Re: fusion pass vs module pass

The current setup of the gpu.launch to gpu.launch_func conversion creates a gpu.module that is inserted just after the function the gpu.launch is in. This makes it a module pass, and this behavior is only relevant for the CUDA/NVVM side of things. For IREE, we are only interested in the device side for now. So we can make this a function pass if we can control where the gpu.module is inserted. See this dependent PR in IREE that uses this change and makes the conversion of gpu.launch to gpu.func as a function pass.

mravishankar marked an inline comment as done.Mar 2 2020, 1:35 PM
mravishankar added inline comments.
mlir/lib/Dialect/GPU/Transforms/KernelOutlining.cpp
141

@mehdi_amini : Update on the function pass vs module pass. You were right that the outlining can only be a module pass since the gpu.module also has a symbol so it needs to be added to a module (or an op with symbol table). So I was wrong about that. I update the PR shown above to be module pass as well, but FYI there was no assert when i did it as a function pass.

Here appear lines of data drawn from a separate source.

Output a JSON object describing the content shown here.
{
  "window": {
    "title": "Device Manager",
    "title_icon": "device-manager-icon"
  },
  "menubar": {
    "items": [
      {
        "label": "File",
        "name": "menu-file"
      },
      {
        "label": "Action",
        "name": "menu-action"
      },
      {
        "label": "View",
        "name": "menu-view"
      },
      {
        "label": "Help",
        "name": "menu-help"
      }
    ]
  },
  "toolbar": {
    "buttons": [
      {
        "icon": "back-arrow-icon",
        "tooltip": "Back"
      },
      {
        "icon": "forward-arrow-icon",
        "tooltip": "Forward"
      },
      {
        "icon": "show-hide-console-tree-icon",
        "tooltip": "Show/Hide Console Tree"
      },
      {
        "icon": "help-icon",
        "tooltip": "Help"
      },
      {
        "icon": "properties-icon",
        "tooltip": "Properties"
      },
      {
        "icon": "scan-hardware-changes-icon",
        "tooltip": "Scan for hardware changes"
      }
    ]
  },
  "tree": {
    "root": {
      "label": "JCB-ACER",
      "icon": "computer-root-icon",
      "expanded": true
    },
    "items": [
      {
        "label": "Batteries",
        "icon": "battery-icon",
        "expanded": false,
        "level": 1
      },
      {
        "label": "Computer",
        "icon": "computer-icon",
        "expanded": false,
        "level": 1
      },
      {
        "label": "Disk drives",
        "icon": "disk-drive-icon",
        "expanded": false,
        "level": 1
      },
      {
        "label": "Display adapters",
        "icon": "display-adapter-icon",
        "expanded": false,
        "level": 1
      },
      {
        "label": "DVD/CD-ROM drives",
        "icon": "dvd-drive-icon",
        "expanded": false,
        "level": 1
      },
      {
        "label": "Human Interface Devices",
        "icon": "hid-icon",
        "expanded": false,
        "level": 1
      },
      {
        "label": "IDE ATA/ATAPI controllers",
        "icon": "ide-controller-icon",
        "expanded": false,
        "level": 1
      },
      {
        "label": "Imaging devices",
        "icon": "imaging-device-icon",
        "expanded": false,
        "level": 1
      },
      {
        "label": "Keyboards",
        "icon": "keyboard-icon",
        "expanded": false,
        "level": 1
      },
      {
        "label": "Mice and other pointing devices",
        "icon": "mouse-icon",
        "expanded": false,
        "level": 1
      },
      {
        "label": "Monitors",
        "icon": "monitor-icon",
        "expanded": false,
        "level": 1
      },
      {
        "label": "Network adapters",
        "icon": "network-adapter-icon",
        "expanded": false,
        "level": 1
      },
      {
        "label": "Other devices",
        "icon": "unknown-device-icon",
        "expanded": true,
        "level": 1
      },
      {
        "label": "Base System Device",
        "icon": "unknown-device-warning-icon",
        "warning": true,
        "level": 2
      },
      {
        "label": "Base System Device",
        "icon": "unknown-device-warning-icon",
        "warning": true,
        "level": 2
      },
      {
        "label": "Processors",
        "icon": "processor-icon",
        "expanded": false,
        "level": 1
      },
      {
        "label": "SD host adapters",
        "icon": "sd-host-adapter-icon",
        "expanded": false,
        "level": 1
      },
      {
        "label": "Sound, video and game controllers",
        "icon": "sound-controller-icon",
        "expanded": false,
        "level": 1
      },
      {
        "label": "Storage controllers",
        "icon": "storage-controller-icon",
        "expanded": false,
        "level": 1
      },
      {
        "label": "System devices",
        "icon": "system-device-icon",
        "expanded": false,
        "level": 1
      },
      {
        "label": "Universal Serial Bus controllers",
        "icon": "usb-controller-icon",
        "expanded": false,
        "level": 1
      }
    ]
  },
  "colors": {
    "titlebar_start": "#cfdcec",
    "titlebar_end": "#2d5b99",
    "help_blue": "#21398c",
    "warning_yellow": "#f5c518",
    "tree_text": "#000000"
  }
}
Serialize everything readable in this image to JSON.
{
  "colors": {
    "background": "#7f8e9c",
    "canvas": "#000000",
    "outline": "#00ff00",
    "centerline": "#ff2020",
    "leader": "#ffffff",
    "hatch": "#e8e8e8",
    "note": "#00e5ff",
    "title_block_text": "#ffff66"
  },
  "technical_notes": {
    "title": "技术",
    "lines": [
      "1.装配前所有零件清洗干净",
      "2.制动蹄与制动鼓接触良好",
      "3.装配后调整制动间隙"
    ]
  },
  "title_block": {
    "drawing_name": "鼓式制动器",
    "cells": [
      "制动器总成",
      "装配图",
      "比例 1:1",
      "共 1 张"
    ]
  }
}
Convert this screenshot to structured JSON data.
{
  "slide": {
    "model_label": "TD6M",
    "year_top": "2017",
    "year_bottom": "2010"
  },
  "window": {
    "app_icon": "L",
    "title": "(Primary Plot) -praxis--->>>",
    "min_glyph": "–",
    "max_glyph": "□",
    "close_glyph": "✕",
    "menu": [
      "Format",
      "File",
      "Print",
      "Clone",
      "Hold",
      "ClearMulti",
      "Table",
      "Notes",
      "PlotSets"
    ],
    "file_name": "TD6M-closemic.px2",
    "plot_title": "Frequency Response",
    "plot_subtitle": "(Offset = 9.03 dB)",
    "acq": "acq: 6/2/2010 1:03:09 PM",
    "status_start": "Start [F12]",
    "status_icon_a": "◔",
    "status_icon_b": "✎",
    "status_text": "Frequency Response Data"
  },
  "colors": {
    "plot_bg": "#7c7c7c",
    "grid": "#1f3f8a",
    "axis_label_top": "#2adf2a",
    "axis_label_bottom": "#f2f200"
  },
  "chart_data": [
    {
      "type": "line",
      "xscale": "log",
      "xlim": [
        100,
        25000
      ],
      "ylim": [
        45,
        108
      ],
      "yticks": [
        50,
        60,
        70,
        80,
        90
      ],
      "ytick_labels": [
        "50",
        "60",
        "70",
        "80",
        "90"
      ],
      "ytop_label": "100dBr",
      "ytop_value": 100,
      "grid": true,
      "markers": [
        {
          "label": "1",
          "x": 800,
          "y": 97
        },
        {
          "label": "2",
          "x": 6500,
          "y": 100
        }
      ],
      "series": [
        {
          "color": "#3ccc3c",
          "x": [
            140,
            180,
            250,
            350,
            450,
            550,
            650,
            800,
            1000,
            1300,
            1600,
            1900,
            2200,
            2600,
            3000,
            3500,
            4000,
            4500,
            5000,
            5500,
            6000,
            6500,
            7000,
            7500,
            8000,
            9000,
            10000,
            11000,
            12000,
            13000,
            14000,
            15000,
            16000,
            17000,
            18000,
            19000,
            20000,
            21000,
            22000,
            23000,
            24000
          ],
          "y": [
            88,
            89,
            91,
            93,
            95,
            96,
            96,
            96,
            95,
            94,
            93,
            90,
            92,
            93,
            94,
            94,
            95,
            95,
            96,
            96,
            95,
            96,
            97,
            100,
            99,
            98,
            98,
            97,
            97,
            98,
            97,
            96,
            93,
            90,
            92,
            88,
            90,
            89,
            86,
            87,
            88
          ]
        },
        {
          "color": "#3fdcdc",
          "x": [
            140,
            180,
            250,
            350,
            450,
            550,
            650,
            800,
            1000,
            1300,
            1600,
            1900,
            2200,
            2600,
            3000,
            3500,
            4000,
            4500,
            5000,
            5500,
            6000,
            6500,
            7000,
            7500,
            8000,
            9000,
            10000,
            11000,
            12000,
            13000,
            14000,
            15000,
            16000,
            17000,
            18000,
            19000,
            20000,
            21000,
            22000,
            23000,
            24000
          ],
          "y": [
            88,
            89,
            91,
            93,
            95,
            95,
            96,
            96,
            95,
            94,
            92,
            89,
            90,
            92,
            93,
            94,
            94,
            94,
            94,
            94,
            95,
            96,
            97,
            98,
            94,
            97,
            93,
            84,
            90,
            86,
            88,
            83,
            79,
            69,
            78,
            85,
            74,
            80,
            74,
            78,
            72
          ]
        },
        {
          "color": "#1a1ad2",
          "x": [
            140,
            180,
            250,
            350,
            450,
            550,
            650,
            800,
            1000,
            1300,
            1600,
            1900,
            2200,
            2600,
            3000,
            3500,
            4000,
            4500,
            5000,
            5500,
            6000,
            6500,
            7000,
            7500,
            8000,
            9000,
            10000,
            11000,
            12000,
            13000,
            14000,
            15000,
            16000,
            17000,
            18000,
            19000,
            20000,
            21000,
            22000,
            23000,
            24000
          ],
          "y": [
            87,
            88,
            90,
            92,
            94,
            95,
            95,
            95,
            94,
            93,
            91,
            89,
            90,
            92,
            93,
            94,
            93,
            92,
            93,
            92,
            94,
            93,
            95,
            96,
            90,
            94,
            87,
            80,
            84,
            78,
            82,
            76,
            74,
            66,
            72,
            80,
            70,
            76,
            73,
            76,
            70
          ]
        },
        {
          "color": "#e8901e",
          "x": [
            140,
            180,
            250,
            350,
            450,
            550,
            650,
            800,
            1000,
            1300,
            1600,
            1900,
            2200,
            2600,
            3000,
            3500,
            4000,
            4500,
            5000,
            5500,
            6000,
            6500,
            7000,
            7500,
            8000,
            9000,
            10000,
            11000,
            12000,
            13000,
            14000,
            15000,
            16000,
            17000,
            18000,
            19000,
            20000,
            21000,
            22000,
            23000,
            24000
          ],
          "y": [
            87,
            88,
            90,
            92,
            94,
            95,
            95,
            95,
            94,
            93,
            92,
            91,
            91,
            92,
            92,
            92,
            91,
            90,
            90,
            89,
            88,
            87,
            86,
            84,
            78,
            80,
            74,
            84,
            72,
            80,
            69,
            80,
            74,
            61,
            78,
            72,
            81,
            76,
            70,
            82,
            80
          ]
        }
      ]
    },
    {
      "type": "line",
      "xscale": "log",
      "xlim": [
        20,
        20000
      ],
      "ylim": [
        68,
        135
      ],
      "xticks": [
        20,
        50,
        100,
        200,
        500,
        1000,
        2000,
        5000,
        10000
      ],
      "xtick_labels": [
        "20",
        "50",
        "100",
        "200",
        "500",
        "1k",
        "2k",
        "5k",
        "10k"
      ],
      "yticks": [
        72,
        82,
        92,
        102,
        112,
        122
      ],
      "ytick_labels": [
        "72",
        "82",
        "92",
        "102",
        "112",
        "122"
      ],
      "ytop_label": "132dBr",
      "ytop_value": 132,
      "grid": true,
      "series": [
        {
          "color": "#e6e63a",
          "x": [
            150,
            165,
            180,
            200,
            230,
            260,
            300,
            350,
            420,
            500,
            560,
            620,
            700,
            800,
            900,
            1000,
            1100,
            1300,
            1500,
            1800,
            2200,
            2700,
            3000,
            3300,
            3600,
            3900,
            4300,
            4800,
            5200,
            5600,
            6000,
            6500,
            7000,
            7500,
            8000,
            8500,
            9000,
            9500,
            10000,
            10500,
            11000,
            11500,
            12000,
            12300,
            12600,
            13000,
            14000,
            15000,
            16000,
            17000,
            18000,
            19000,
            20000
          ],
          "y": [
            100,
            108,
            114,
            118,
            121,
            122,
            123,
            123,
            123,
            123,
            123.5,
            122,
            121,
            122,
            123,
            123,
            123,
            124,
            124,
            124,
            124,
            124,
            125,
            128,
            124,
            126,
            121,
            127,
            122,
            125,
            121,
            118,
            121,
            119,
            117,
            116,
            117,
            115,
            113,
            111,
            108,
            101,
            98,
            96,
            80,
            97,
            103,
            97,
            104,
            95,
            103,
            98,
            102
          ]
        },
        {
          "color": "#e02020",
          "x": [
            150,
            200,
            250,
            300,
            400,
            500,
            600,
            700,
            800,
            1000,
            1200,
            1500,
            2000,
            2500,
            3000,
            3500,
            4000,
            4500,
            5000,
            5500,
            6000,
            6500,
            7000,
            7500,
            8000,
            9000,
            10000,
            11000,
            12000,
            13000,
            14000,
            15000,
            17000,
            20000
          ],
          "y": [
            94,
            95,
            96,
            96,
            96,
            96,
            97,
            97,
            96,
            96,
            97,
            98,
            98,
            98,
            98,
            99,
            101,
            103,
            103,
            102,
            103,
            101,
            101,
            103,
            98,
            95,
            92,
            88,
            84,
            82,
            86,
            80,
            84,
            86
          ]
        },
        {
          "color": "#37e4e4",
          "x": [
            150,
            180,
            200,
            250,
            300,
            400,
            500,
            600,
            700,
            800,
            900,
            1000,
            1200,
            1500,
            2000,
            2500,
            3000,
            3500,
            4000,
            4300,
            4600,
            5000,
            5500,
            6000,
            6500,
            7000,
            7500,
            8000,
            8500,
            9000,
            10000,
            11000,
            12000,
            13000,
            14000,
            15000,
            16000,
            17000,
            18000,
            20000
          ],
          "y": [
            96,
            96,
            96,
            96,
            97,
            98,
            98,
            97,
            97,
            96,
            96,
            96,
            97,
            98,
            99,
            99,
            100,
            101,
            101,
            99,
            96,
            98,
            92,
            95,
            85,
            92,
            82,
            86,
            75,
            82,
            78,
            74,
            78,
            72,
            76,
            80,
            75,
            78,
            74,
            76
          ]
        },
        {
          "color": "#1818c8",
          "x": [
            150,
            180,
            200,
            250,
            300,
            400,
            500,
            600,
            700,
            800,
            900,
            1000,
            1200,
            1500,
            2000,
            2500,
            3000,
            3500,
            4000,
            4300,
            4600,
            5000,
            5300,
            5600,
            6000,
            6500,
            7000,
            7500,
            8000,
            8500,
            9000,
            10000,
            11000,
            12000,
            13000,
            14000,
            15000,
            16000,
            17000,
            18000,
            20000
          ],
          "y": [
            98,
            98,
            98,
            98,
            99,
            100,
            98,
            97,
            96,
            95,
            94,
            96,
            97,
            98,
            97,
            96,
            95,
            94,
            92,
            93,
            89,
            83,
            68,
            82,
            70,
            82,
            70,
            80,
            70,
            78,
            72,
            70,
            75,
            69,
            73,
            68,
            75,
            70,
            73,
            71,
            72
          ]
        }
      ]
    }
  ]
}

Just filling in some details about discussion offline. It is true that the sinking could be done as a prepass. If so then it is a separate "pre-processing" pass. It is unclear if sinking can be expressed as a pattern.

mehdi_amini added inline comments.Mar 2 2020, 8:13 PM
mlir/lib/Dialect/GPU/Transforms/KernelOutlining.cpp
141

(typed the following this morning before you last comment, but didn't click send)

The Dialect conversion framework is designed to go from A -> B -> C.

Yes, but if you just say this, you can shoehorn anything in there: you could use this mental model to go from Swift SIL to X86 assembly in a single "legalize()" call, I don't think this is a good use of the framework.
We should use the lowering framework where it makes sense and where it is *the* way to solve a problem. If your problem fits into the pass pipeline, then why not start there? This is the most natural way of thinking about chain of transformations.

the ability to the entire conversion being done using the dialect conversion framework (which is what it is built for).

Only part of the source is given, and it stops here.